Vos nombreux commentaires d'aujourd'hui m'ont ouvert les yeux et le cœur, et je me suis excusée auprès d'eux, au nom de toutes les personnes touchées par cette maladie. J'ai même accusé mon meilleur ami d'être toxicomane ! Il m'a confié qu'il perdait ses amis en moyenne tous les deux ans car personne ne supportait sa situation et le prenait mal. Cela a provoqué une grande colère et un profond désespoir chez mon mari, car il était en pleine forme auparavant. Leurs crises de migraine m'ont aussi plongée dans un véritable enfer et m'ont fait dire des choses dont j'ai aujourd'hui honte. Je demande pardon à tous ceux qui ne comprennent pas le respect qu'une personne mérite lorsqu'elle, malgré la maladie, participe pleinement à la vie, donne la vie, prend soin des autres et continue de travailler.
Il y a un paradis sur terre, et avec les migraines, il y a un enfer. Je le sais maintenant. Et il y a un entre-deux, ces jours où les deux mondes se rejoignent. Quand on est « de retour », quand on peut profiter de ces moments ensemble, et quand la peur de la prochaine crise plane de part et d'autre. Et c'est vrai, les personnes migraineuses sont particulièrement sensibles, et c'est ce qui les rend si attachantes.
Grâce à vos témoignages, je souhaite aujourd'hui interagir différemment avec elles. Écrivez-moi et dites-moi ce que vous attendez de nous, qui ne souffrons pas de migraines. De quoi auriez-vous besoin ? Comment pourriez-vous nous répondre plus rapidement ?
Mon mari, après 34 ans de mariage, m'a demandé : « Qu'est-ce qui ne va pas ? » « Je ne savais même pas que tu avais mal à la tête. » Où était-il passé pendant tout ce temps ? « Tu n'as pas envie de faire l'amour, c'est pour ça que tu as des migraines. » Voilà le genre de choses que j'entends. Mais quand je n'ai pas envie de faire l'amour parce qu'il sent l'alcool, il oublie toujours.

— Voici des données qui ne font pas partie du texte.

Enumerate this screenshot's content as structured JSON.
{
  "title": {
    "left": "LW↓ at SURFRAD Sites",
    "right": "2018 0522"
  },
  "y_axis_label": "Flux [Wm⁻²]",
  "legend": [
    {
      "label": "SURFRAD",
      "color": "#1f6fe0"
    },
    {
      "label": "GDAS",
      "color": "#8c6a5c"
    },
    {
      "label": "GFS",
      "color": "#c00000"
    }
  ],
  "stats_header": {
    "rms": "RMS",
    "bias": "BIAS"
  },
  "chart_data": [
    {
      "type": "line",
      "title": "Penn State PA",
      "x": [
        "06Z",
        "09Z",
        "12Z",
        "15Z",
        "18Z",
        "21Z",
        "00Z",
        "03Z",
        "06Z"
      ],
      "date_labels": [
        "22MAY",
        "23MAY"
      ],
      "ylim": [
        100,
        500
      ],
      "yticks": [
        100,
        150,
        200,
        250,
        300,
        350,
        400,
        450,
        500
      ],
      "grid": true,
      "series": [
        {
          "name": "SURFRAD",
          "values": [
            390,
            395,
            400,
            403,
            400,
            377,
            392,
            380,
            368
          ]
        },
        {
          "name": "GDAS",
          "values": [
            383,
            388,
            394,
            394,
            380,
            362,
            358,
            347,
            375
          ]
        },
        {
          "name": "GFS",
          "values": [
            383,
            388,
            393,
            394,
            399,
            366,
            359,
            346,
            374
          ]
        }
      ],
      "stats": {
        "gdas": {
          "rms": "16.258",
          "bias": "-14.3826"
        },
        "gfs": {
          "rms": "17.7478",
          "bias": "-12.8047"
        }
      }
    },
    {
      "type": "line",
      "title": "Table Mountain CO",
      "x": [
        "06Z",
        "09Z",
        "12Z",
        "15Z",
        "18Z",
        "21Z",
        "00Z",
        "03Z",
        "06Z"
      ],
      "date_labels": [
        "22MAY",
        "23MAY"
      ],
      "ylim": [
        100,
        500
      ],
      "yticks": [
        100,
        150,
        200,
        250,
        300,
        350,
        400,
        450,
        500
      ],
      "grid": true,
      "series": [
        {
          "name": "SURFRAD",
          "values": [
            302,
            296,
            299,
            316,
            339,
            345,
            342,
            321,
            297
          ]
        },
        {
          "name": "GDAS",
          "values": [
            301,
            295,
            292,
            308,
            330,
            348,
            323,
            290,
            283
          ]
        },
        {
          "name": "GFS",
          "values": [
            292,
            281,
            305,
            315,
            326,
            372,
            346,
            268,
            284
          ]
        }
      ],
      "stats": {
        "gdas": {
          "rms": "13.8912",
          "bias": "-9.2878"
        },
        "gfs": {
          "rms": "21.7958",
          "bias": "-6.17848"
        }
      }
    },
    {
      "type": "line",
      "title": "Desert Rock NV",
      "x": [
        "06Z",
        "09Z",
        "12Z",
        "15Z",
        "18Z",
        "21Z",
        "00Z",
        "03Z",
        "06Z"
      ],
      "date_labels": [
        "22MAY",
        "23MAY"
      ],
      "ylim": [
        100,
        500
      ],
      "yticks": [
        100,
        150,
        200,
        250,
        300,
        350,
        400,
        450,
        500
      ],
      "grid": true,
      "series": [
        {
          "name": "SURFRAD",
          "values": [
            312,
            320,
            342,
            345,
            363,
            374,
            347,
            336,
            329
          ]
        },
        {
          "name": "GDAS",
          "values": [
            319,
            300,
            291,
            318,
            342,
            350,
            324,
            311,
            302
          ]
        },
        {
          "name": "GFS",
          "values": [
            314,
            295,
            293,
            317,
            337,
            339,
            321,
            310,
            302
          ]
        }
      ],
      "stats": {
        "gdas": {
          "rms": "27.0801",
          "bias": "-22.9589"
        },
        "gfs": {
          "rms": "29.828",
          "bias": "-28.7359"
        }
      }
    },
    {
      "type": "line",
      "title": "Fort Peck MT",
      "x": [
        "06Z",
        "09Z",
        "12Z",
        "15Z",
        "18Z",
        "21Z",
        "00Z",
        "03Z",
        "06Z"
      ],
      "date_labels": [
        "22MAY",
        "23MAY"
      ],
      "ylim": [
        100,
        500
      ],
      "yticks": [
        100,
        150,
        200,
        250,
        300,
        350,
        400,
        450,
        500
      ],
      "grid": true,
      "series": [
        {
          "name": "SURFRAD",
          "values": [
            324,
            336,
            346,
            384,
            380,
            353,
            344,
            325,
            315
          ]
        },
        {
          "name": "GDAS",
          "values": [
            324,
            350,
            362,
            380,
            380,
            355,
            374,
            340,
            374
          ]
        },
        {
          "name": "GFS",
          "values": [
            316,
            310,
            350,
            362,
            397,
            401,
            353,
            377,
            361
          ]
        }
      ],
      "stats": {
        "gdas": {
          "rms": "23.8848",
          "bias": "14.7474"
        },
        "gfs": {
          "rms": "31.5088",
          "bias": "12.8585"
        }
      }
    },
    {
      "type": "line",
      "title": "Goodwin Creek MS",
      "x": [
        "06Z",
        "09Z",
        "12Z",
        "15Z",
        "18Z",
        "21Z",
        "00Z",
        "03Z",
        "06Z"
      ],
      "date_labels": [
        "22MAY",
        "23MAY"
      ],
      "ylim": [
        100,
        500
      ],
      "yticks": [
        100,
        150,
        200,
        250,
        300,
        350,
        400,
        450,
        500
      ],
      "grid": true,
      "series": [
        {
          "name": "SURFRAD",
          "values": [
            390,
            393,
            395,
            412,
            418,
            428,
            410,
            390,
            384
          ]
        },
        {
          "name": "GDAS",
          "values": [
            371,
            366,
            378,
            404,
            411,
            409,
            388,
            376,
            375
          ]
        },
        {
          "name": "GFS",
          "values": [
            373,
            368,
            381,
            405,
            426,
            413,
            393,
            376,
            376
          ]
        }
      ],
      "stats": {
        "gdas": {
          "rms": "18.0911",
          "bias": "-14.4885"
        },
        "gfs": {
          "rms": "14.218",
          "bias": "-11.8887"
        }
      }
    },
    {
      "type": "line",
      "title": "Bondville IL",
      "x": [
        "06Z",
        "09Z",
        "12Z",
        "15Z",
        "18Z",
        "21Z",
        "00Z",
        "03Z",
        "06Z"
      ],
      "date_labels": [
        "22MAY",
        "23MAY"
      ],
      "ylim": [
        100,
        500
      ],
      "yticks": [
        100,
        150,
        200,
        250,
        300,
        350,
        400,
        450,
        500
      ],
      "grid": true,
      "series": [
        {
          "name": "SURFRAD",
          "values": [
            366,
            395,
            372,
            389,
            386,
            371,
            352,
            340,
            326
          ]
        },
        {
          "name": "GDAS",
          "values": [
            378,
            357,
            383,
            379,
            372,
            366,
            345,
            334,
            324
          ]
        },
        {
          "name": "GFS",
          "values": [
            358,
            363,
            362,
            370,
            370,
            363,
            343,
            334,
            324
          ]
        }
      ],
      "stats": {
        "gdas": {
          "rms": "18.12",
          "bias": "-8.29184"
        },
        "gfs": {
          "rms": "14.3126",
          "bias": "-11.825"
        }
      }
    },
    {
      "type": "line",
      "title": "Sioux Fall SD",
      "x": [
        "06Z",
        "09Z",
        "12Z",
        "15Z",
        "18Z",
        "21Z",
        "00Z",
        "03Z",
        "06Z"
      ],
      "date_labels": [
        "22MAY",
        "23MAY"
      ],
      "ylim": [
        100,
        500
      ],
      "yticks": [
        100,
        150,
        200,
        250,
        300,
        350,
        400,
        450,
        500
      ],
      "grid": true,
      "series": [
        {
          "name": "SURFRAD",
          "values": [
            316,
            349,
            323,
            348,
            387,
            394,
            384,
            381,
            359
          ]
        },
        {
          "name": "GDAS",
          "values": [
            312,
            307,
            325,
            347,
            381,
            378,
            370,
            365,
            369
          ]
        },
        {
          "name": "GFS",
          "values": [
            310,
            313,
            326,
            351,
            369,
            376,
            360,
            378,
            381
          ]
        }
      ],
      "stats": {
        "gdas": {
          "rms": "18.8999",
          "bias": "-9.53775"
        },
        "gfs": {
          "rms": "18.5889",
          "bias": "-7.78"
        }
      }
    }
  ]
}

Pourquoi les hommes sont-ils comme ça ?
Je me souviens d'une psychothérapeute… Elle m'a dit pendant notre séance : « Vous vous cachez toujours derrière vos maux de tête. » Elle n'a fait aucun effort pour comprendre pourquoi j'avais une crise de migraine à ce moment précis. Elle s'est focalisée uniquement sur l'idée que je me servais de la migraine comme excuse. Quel genre de thérapeute est-ce là qui, en 2022, ignore que les maux de tête ou les migraines sont une maladie à part entière et peuvent être déclenchés par des facteurs tels que ceux rencontrés lors d'une thérapie de couple ?
Vous êtes allongée dans votre lit avec une poche de glace, et là arrive la remarque de votre mari, qui prétend n'avoir jamais eu mal à la tête… «
Comment pourrais-je savoir que tu as des migraines ? », alors que j'en ai une par semaine ces derniers temps. Il est au courant depuis 50 ans.